Often the patient wishes to know about the possibility of carcinogenesis or genetic damage. These questions must be fully but delicately handled. It is not logical to treat a patient of childbearing age with 131I and have the patient subsequently live in great fear of bearing children. These problems and considerations must be faced each time a patient is considered for RAI therapy.

Pregnancy

Pregnancy is an absolute contraindication to 131I therapy. The fetus is exposed to considerable radiation from transplacental migration of 131I, as well as from the isotope in the maternal circulatory and excretory systems. In addition, the fetal thyroid collects 131I after the 12th week of gestation and may be destroyed. The increased sensitivity of fetal structures to radiation damage has already been described.
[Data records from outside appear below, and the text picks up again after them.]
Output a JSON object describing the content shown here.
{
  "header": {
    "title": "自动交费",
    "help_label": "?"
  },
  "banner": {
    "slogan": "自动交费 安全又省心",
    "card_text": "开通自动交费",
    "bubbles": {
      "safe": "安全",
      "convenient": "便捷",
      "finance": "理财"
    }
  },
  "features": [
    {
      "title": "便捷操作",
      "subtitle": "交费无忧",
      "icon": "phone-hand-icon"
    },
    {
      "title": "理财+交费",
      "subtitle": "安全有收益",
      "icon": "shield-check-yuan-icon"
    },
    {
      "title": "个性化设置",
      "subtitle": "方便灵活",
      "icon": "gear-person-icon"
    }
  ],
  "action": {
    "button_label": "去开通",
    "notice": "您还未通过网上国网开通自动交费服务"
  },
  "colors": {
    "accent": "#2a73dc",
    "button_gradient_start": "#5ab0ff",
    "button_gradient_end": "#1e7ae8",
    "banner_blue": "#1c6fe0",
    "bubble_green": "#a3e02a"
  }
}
Physicians treating women of childbearing age with 131I should be certain that the patients are not pregnant when given the isotope. Therapy during or immediately after a normal menstrual period or performance of a pregnancy test are appropriate precautions if pregnancy is possible. Women should be advised to avoid pregnancy for at least six months, since it usually takes this long to be certain that retreatment will not be needed.